Snakes have always given me the heebie jeebies.  The way they move and flick their tongues out have always been menacing to me.  Its truly subconscious.  I had dreams for most of my life in which I was walking down this road and there were snakes everywhere and I had to watch where I stepped for fear of getting bitten.  As a young boy I saw a Black Rat Snake eating a field mouse and freaked!  I literally ran a quarter mile to my Grandma's house screaming all the way.  What a dope!

Great Plains Rat Snake, Courtesy MDC
So, today I touched a snake.  It was a Great Plains Rat Snake, about 3 feet long.  It wasn't venomous, nor did it try to bite me.  It actually held still when I stroked its underbelly feeling the scales it uses to move forward.  It wasn't slimy, it didn't hiss at me.  It just sat there.  It was a tame snake and is often used in programs to teach children and adults about snakes.

Snakes are much maligned creatures.  They don't deserve their reputations and they truly are more afraid of you than you are of them.  There are 46 species or subspecies of snakes in Missouri and only 5 are poisonous. Only one snake, the Copperhead is commonly encountered.  Few people in Missouri ever get bitten by a venomous snake and more people die of lightning strikes each year than die of snake bite.  I've heard that most people get bit by snakes because they do something stupid, like grab the snake.
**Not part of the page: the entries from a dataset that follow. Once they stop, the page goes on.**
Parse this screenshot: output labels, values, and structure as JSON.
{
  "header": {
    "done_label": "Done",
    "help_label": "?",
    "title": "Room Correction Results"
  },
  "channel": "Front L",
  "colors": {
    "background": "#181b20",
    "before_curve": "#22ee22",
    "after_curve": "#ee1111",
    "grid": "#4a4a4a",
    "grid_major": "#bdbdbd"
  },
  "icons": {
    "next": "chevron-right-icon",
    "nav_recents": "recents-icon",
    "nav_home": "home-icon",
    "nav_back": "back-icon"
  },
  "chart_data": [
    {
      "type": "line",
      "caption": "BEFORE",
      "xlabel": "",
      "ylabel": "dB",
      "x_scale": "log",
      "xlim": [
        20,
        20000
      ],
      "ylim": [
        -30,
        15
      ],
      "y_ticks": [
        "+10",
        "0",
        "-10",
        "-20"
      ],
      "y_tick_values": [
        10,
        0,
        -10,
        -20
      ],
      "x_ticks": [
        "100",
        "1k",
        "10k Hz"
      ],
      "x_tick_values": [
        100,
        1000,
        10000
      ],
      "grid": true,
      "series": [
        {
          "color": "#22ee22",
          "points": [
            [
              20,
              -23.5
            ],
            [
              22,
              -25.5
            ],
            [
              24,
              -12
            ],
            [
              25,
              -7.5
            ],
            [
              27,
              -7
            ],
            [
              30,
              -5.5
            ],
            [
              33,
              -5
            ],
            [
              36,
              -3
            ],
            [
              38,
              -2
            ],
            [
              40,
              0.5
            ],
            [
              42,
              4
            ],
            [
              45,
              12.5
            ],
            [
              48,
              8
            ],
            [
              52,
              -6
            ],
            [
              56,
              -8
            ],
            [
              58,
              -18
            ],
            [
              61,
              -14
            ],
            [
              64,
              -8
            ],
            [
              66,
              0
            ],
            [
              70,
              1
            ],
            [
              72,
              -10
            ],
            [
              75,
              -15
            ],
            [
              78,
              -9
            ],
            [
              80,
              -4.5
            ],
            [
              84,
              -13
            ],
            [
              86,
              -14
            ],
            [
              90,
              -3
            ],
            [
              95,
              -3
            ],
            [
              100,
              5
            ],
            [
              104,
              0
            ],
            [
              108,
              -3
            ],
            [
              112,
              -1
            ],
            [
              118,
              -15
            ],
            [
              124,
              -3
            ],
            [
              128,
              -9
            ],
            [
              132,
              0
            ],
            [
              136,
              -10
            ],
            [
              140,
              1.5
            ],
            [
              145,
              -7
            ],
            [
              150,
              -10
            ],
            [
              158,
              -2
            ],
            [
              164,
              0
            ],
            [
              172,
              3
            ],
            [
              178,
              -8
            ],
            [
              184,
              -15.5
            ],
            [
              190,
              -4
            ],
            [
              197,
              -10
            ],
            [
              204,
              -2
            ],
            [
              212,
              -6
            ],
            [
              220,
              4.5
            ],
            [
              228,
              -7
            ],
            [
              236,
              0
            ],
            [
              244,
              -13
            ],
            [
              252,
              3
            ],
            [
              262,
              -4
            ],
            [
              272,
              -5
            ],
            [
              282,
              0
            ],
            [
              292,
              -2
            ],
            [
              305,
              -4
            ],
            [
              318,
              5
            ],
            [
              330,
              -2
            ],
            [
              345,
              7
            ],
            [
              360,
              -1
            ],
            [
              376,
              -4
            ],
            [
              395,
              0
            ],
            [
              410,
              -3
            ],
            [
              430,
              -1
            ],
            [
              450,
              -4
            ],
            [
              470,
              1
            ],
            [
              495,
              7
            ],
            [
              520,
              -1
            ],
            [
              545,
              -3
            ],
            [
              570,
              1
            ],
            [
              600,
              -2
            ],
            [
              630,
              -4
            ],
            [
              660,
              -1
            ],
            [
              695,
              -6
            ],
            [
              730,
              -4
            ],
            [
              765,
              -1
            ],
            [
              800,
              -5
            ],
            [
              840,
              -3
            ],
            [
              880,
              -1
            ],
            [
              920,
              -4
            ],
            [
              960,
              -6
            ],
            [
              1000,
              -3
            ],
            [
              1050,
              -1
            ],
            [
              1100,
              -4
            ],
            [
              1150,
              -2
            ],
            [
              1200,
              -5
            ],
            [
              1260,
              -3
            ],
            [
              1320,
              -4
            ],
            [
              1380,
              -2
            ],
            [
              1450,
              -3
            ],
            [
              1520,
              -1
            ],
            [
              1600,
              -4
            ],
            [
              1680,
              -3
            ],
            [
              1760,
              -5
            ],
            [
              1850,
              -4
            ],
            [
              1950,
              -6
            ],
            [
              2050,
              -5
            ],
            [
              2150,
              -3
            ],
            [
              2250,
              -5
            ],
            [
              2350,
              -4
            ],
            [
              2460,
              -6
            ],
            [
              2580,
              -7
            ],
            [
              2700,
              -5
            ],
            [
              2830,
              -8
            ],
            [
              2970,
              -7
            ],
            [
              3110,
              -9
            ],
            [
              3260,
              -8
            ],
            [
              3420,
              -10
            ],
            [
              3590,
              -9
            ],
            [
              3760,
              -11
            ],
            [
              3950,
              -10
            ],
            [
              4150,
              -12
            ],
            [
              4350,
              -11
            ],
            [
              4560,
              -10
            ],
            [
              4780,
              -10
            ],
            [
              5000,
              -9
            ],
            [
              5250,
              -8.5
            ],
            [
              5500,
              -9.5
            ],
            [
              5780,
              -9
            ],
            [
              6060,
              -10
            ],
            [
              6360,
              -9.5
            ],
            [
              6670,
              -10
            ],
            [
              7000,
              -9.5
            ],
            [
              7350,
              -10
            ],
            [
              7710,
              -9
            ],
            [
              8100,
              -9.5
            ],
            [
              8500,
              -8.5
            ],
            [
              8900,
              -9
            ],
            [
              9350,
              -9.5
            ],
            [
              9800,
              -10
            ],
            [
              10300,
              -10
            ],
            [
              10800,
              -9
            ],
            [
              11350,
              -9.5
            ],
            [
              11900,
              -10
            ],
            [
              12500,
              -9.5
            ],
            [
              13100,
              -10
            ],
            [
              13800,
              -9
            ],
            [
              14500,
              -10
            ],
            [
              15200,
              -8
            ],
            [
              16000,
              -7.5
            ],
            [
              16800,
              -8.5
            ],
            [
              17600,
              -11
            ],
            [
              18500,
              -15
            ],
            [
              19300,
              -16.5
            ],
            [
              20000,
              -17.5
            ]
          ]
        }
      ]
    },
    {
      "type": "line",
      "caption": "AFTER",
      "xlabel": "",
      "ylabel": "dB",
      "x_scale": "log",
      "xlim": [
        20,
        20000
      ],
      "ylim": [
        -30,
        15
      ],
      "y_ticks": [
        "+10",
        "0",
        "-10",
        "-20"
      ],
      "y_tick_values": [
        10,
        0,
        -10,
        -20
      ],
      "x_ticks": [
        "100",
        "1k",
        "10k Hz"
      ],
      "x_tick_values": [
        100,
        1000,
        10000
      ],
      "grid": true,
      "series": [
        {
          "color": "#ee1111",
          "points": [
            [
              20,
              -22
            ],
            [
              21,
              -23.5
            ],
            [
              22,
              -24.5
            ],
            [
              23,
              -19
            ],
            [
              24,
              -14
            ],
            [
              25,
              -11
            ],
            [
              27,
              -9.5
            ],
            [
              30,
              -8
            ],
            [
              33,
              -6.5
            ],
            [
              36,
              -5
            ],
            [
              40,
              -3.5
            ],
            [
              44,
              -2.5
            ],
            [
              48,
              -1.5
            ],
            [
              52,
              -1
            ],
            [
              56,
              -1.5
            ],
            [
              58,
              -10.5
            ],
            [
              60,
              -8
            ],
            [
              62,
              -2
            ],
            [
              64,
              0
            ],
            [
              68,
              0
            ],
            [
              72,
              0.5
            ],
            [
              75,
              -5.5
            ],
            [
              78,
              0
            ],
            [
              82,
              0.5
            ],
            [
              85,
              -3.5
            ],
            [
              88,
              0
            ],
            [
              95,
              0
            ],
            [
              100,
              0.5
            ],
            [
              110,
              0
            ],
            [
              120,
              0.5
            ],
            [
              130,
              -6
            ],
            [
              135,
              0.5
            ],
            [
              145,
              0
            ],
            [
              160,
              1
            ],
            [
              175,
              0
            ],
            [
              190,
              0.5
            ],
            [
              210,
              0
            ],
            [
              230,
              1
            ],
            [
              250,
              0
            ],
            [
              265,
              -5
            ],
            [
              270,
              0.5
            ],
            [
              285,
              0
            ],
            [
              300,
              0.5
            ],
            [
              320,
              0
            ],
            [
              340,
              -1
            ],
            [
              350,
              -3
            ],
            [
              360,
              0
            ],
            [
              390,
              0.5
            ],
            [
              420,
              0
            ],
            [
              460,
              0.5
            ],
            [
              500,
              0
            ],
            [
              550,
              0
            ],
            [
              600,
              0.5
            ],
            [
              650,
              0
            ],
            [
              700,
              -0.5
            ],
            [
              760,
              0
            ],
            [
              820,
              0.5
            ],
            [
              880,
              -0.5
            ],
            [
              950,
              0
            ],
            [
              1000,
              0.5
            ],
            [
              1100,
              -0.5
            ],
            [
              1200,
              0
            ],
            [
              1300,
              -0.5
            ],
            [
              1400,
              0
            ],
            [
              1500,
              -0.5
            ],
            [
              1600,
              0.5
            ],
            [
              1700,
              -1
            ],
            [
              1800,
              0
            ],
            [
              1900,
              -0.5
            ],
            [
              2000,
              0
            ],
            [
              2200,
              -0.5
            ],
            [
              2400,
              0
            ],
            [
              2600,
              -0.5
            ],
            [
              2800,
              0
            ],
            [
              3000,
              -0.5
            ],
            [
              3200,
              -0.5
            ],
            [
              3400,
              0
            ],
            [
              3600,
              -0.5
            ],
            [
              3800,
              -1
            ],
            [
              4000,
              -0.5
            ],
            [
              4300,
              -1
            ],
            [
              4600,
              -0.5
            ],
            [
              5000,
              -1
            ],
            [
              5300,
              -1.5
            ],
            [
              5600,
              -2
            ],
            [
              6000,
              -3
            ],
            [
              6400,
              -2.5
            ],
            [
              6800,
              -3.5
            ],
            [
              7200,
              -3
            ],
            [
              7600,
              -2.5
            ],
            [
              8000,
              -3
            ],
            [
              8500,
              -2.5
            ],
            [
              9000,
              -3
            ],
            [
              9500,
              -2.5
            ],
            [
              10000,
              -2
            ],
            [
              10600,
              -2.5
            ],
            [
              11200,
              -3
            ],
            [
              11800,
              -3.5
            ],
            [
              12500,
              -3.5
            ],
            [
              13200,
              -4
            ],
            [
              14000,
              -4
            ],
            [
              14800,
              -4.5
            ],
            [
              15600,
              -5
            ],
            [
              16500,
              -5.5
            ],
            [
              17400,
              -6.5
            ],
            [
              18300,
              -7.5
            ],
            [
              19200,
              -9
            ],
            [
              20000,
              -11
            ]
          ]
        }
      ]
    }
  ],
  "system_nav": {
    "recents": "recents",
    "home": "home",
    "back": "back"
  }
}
  For the most part if you watch where you walk and place your hands you'll never have a problem with snakes.  Snakes will try and get away from you if they can rather than bite.  They only bite when they have no other choice.  Snakes are actually beneficial in that they help control rodent populations.  If you encounter a non-venomous snake use a long handled tool such as a hoe or shovel to carry them to an isolated and safe habitat to be released.


  1. You are braver than me! I used to have nightmares that the folds in my bedspread were snakes....eeesh! You're right, though. They're just living life like the rest of us. I will try to look on one with a bit more love next time. :)

  2. Good post Scott. Isn't it interesting to consider the extent to which our fears and aversions are based on nature and nurture. And, how and why they are modified through exposure, knowledge and conditioning.

  3. Awesome for you Scott, there is very little that feels as good as taking steps towards conquering our fears. I faced my fear of spiders and although it took me three years and constant spider exposure I am finally over my arachnophobia. In fact I now own 3 tarantulas and plan to purchase a few more.
    I think it is great you were will to remain open minded and touch that snake and have a willingness to see their over all importance in the environment. I wish I could have seen Brooke's presentation, I bet she did great, she is truly a remarkable young lady.

  4. Snakes and spiders... This is purely unscientific speculation, but I think there is something "hardwired" into human consciousness concerning these two critters. I'm ambivalent toward both. I don't have any deep affection nor fear for either. My wife is a different story. She doesn't have any problems with insects and spiders, but is phobic about snakes. I can more easily imagine her flapping her arms and flying than I can imagine her actually touching a snake. Good for you, Scott!